In thinking about how to attract more of these dedicated and amazing teens, a good place to begin is with a report on recent research sponsored by the Jim Joseph Foundation: “Effective Strategies for Educating and Engaging Jewish Teens” . The report offers very concrete steps to take for a program to have sustainability, and many creative programs are listed, although not representational of an academic environment.
In addition to the dead-on recipe list generated by that report for programs to be successful (cool is not mentioned by implied), there are some suggestions I’d add, specifically related to an educational experience with curricular goals. Here they are:
- Make sure the program holds students accountable. Somehow, we’ve been led to believe that less is better (teens are so busy, how can they possibly have time for a weekly program?). This has not been true in my experience (I think teens elsewhere are not so dissimilar), as demonstrated by the large numbers of teens who show up every single week, despite mid-terms, finals, and scores of extra-curricular activities. Programs that count attendance and record grades are not ‘old school’. Teens have said that in their ‘regular’ world, earning a grade counts, so why shouldn’t this standard apply elsewhere in an academic setting? However, it is important to give them the choice, since not everyone is motivated similarly, and putting students in charge of how they’re assessed is an important distinction to make here. Most students are academically motivated and respond to programs that stretch their minds and challenge their intellect. When attendance and participation matter, it sends a message that their efforts matter.

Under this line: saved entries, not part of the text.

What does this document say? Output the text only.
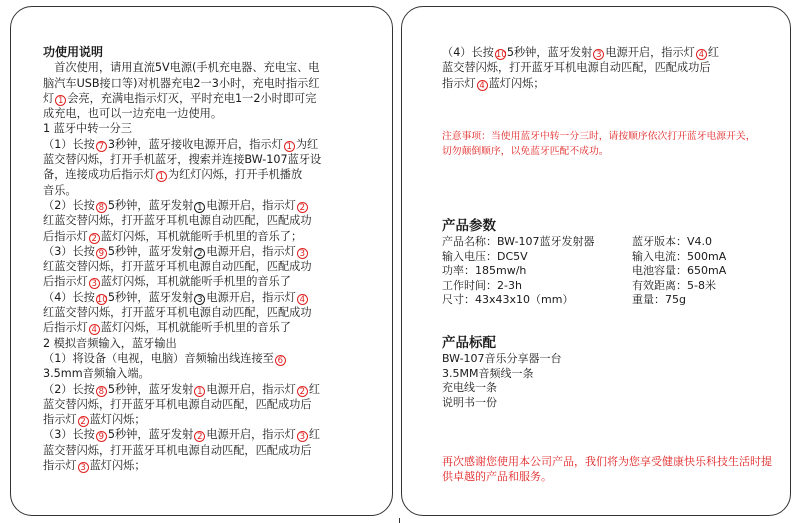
功使用说明
　首次使用，请用直流5V电源(手机充电器、充电宝、电
脑汽车USB接口等)对机器充电2一3小时，充电时指示红
灯 1 会亮，充满电指示灯灭，平时充电1一2小时即可完
成充电，也可以一边充电一边使用。
1 蓝牙中转一分三
（1）长按 7 3秒钟，蓝牙接收电源开启，指示灯 1 为红
蓝交替闪烁，打开手机蓝牙，搜索并连接BW-107蓝牙设
备，连接成功后指示灯 1 为红灯闪烁，打开手机播放
音乐。
（2）长按 8 5秒钟，蓝牙发射 1 电源开启，指示灯 2
红蓝交替闪烁，打开蓝牙耳机电源自动匹配，匹配成功
后指示灯 2 蓝灯闪烁，耳机就能听手机里的音乐了；
（3）长按 9 5秒钟，蓝牙发射 2 电源开启，指示灯 3
红蓝交替闪烁，打开蓝牙耳机电源自动匹配，匹配成功
后指示灯 3 蓝灯闪烁，耳机就能听手机里的音乐了
（4）长按 105秒钟，蓝牙发射 3 电源开启，指示灯 4
红蓝交替闪烁，打开蓝牙耳机电源自动匹配，匹配成功
后指示灯 4 蓝灯闪烁，耳机就能听手机里的音乐了
2 模拟音频输入，蓝牙输出
（1）将设备（电视，电脑）音频输出线连接至 6
3.5mm音频输入端。
（2）长按 8 5秒钟，蓝牙发射 1 电源开启，指示灯 2 红
蓝交替闪烁，打开蓝牙耳机电源自动匹配，匹配成功后
指示灯 2 蓝灯闪烁；
（3）长按 9 5秒钟，蓝牙发射 2 电源开启，指示灯 3 红
蓝交替闪烁，打开蓝牙耳机电源自动匹配，匹配成功后
指示灯 3 蓝灯闪烁；
（4）长按 105秒钟，蓝牙发射 3 电源开启，指示灯 4 红
蓝交替闪烁，打开蓝牙耳机电源自动匹配，匹配成功后
指示灯 4 蓝灯闪烁；
注意事项：当使用蓝牙中转一分三时，请按顺序依次打开蓝牙电源开关，切勿颠倒顺序，以免蓝牙匹配不成功。
产品参数
产品名称：BW-107蓝牙发射器	蓝牙版本：V4.0
输入电压：DC5V	输入电流：500mA
功率：185mw/h	电池容量：650mA
工作时间：2-3h	有效距离：5-8米
尺寸：43x43x10（mm）	重量：75g
产品标配
BW-107音乐分享器一台
3.5MM音频线一条
充电线一条
说明书一份
再次感谢您使用本公司产品，我们将为您享受健康快乐科技生活时提供卓越的产品和服务。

- Offer well-crafted and executed experiences. Whether in the classroom, on a bus, in a museum, on the floor, in an auditorium…..make sure the program is memorable and worth the time.
- Get the parents on board. It helps if the parents have attended a similar program after Bar/Bat Mitzvah. Parents definitely ‘get it’ once they’ve experienced similar programs with substance. The social aspect, and why it’s important to have teenagers be with lots of other teens, is part of their own memories. If they were lucky, they also remember learning something too. However, it’s a hard upward climb for parents who have no reference point as to what the gains of such a program might be. Holding parent orientations, open houses, educational sessions for parents, and engaging parent advocates are some ways to mobilize parents who might help (but don’t expect them to come in droves, their kids pressure them not to be involved; ‘nerd’ factor at work).
- Hire phenomenal teachers, and continually offer professional development opportunities. The best teachers offer a deep knowledge of the subject area, plus a facility for informal, experiential activities. Classrooms need to feel like camp communities. Open sharing, unconditional acceptance, loyalty to each other, and regular contact all help set the tone. However, even the best teachers need guidance and opportunities for reflective practice.
- Get your teens to talk to other teens. This is probably the most difficult challenge of all. Plus, there is a disconnect I mentioned at the beginning of this post. While graduates talk about how much they’ve gotten out of the program, they don’t understand why others don’t attend. However, the tough truth is that teens don’t like to talk about the fact that they’ve chosen to attend an additional educational program besides their ‘regular school’. Can you imagine the following conversation?
Cool Student: ” I heard you go to another school besides this one….dude, is that right?”
Jewish Teen: ” Are you kidding? Me, take more classes? Are you nuts?”
Based on the dialogue above, there goes the recruitment opportunity, right out the window marked “nerd”.
So, numbers 1,2, 3, and maybe even 4 are totally doable. The fifth is a real challenge.
We’ve asked our students, who rate satisfaction levels above 80%, why they don’t tell their friends about it, and a version of the above is the response, peppered with comments like: “C’mon, this is on a Sunday morning, you think I’d tell any of my friends that I wake up early to come here?” “Unless there were chocolate cookies coming down from the ceiling, I wouldn’t tell my friends to come with me on a Sunday.” “Oh, there’s no way they’d be interested in this. This is too Jewish for them.”
We understand the difficulty. The question is, what are some ways to deal with this? Please, feel free to comment!.